The Western ghats.
As the sun was setting beyond the mountains, the mist rolled in, blanketing the earth with its cool. A low hum of the waterfall resounded nearby, quelling the silence of the forest. The dew was there for all to see, the darkness was there for all to fear, nature was there to greet us all. The greeting card read “Welcome to the wild wild west”.
Western Ghats is a symbol of magnificence. The lush forest, the hilly terrain and the lethargic rain was inviting. The invitation was too good to decline. Initially we wanted to go to Coorg(Madikeri) Nature had other plans. She made us realize the pain that she is going through by looking through her eyes as she unleashed powerful floods in the area. Planned to the extent of even paying for a home stay in the area, we had to call it quits.

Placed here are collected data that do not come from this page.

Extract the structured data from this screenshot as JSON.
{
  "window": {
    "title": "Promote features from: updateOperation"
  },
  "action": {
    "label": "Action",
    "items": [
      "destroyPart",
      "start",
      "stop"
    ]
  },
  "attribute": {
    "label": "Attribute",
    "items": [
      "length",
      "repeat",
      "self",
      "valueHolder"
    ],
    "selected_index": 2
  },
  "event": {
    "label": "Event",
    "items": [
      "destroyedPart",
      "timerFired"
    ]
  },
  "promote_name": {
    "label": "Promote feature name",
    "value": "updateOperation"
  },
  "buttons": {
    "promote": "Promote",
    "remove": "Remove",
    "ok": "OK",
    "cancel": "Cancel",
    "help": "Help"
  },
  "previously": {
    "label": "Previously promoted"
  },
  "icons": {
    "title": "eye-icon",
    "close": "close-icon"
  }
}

Instead we decided to go to Chikmagalur. Rangers Camp, it was called. A home stay about an hour away from Chikmagalur. 180 kilometers from Bangalore. 6 families, 5 cars, 30 people including kids ; people would mistake our cars for a minister’s convoy.
Anyway, we reached the camp by around 9 PM at night, the passengers looking more weary than the drivers. It’s true, believe me. The night was young, no one cared. Sleep engulfed almost everyone. Sudden bickering among the dogs outside the rooms woke up quite a few people. Scary that.

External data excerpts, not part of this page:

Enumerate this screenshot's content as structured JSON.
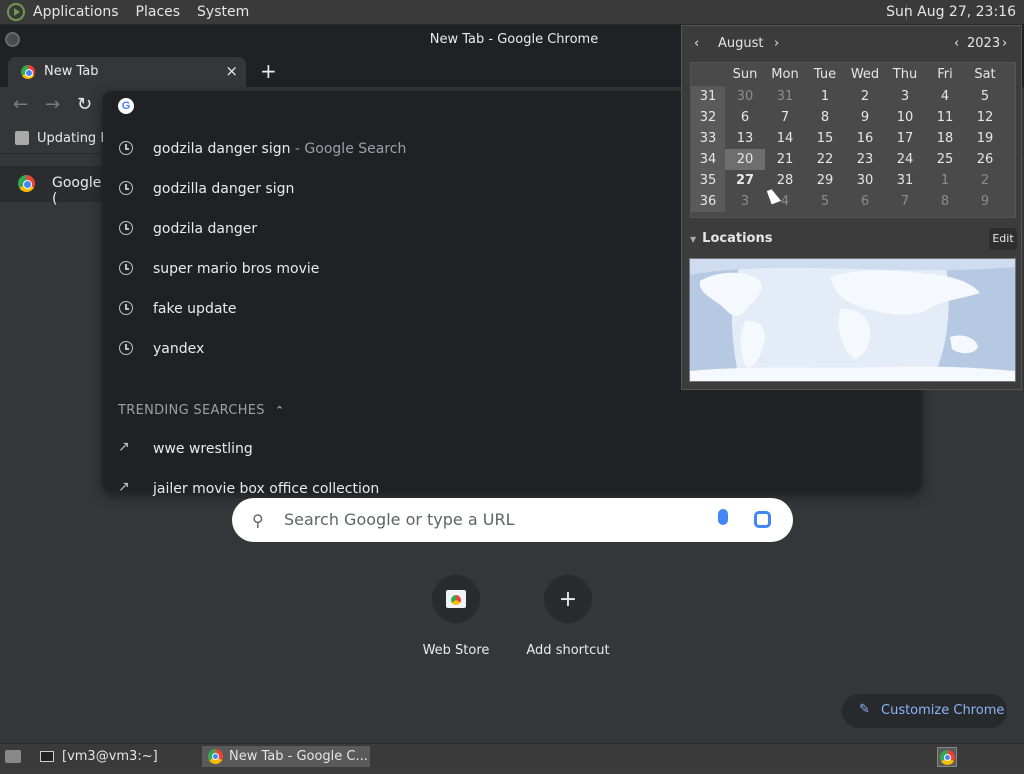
{
  "top_panel": {
    "menus": [
      "Applications",
      "Places",
      "System"
    ],
    "clock": "Sun Aug 27, 23:16"
  },
  "window": {
    "title": "New Tab - Google Chrome"
  },
  "tab": {
    "title": "New Tab",
    "close": "×"
  },
  "new_tab_label": "+",
  "bookmarks": {
    "item": "Updating P"
  },
  "side_chip": {
    "label": "Google ("
  },
  "omnibox": {
    "history": [
      {
        "text": "godzila danger sign",
        "suffix": " - Google Search"
      },
      {
        "text": "godzilla danger sign",
        "suffix": ""
      },
      {
        "text": "godzila danger",
        "suffix": ""
      },
      {
        "text": "super mario bros movie",
        "suffix": ""
      },
      {
        "text": "fake update",
        "suffix": ""
      },
      {
        "text": "yandex",
        "suffix": ""
      }
    ],
    "trending_header": "TRENDING SEARCHES",
    "trending": [
      "wwe wrestling",
      "jailer movie box office collection"
    ]
  },
  "search": {
    "placeholder": "Search Google or type a URL"
  },
  "shortcuts": [
    {
      "label": "Web Store"
    },
    {
      "label": "Add shortcut"
    }
  ],
  "customize": {
    "label": "Customize Chrome"
  },
  "calendar": {
    "month": "August",
    "year": "2023",
    "weekdays": [
      "Sun",
      "Mon",
      "Tue",
      "Wed",
      "Thu",
      "Fri",
      "Sat"
    ],
    "weeks": [
      {
        "num": "31",
        "days": [
          [
            "30",
            "other"
          ],
          [
            "31",
            "other"
          ],
          [
            "1",
            ""
          ],
          [
            "2",
            ""
          ],
          [
            "3",
            ""
          ],
          [
            "4",
            ""
          ],
          [
            "5",
            ""
          ]
        ]
      },
      {
        "num": "32",
        "days": [
          [
            "6",
            ""
          ],
          [
            "7",
            ""
          ],
          [
            "8",
            ""
          ],
          [
            "9",
            ""
          ],
          [
            "10",
            ""
          ],
          [
            "11",
            ""
          ],
          [
            "12",
            ""
          ]
        ]
      },
      {
        "num": "33",
        "days": [
          [
            "13",
            ""
          ],
          [
            "14",
            ""
          ],
          [
            "15",
            ""
          ],
          [
            "16",
            ""
          ],
          [
            "17",
            ""
          ],
          [
            "18",
            ""
          ],
          [
            "19",
            ""
          ]
        ]
      },
      {
        "num": "34",
        "days": [
          [
            "20",
            "sel"
          ],
          [
            "21",
            ""
          ],
          [
            "22",
            ""
          ],
          [
            "23",
            ""
          ],
          [
            "24",
            ""
          ],
          [
            "25",
            ""
          ],
          [
            "26",
            ""
          ]
        ]
      },
      {
        "num": "35",
        "days": [
          [
            "27",
            "today"
          ],
          [
            "28",
            ""
          ],
          [
            "29",
            ""
          ],
          [
            "30",
            ""
          ],
          [
            "31",
            ""
          ],
          [
            "1",
            "other"
          ],
          [
            "2",
            "other"
          ]
        ]
      },
      {
        "num": "36",
        "days": [
          [
            "3",
            "other"
          ],
          [
            "4",
            "other"
          ],
          [
            "5",
            "other"
          ],
          [
            "6",
            "other"
          ],
          [
            "7",
            "other"
          ],
          [
            "8",
            "other"
          ],
          [
            "9",
            "other"
          ]
        ]
      }
    ],
    "locations_label": "Locations",
    "edit_label": "Edit"
  },
  "taskbar": {
    "items": [
      "[vm3@vm3:~]",
      "New Tab - Google C..."
    ]
  },
  "colors": {
    "accent_blue": "#8ab4f8",
    "panel": "#3a3a3a",
    "chrome_bg": "#35363a",
    "dropdown_bg": "#202124"
  }
}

The next day, we drove to the beautiful Kallatikarai falls. This waterfall is accessible till a point for everybody. There is a temple at the start stretching to a pool like structure where the deities bathe in holy water. But the real thriller is hidden inside. We walked inside the falls , through stone wedges and the gush of water ; nervous excitement of reaching as high as possible coupled with the fear of anyone getting injured . 800 meters to a kilometer inside was the point where we witnessed a pace of water that thrilled us. One of my cousins showed some courage and stood underneath the blast of white joy. Pictures here, pictures there. Handy tool, these apparent waterproof phones. 4 hours of a miniature trek to a distance of about 1 km and back got half the people to dawdle around for the rest of the day.
On the second day we decided to go to Kemmangundi ( hill ). I read somewhere that the word Kemmangundi when split has 3 different parts – Kemp is Red color , Mannu – Mud , Gundi – Place (all in Kannada – a language spoken in the South of India) Hence – RedMudPlace for the literal translation. The mist was all over the photos, hugging people at times, often covering the entire picture. As we proceeded higher and higher, it became colder and colder. I wore a shirt that befriended the cold and sucked in the dew drops. As arrogant as I was about not wearing a sweater , I paid the price.

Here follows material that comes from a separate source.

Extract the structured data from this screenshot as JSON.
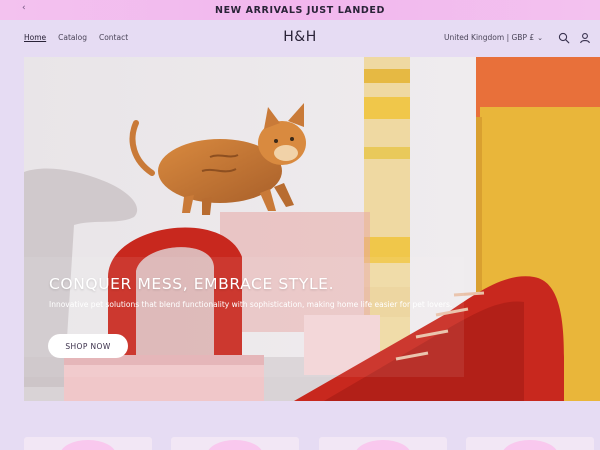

A place on the hill called the Z point, gave us a terrific view of the surrounding hills and the valley. We could only see the ground for nothing was visible in the line of sight.
For about 2 minutes, all I could hear was the buzz of the bees coupled with the echoes of a waterfall nearby. The wind was hoping to making its voice heard too. The wailing was lost among the thick fog. I presume this was nature’s way of saying “Close your eyes and you will see my true form , just for a couple of minutes son, just a couple…”. While driving down the valley, as we approached a bend, an incoming vehicle rushed without any signal and we had to maneuver the car to stay away from the speeding incumbent. In that tight maneuvering, one of the tires’ docked below the road, on the grass which was about 2 feet from a steady decline of the valley. This caused an almighty scare for everyone and everything in the car. A drive in the Western Ghats is an intriguing proposition.
It may not be a huge trip of sorts, but these 2 places over the weekend just assist me in believing that there is a whole lot to see before we eventually call it a day on our travels for whatever reason… In every walk with nature, one receives far more than what he seeks. On towards the next adventure!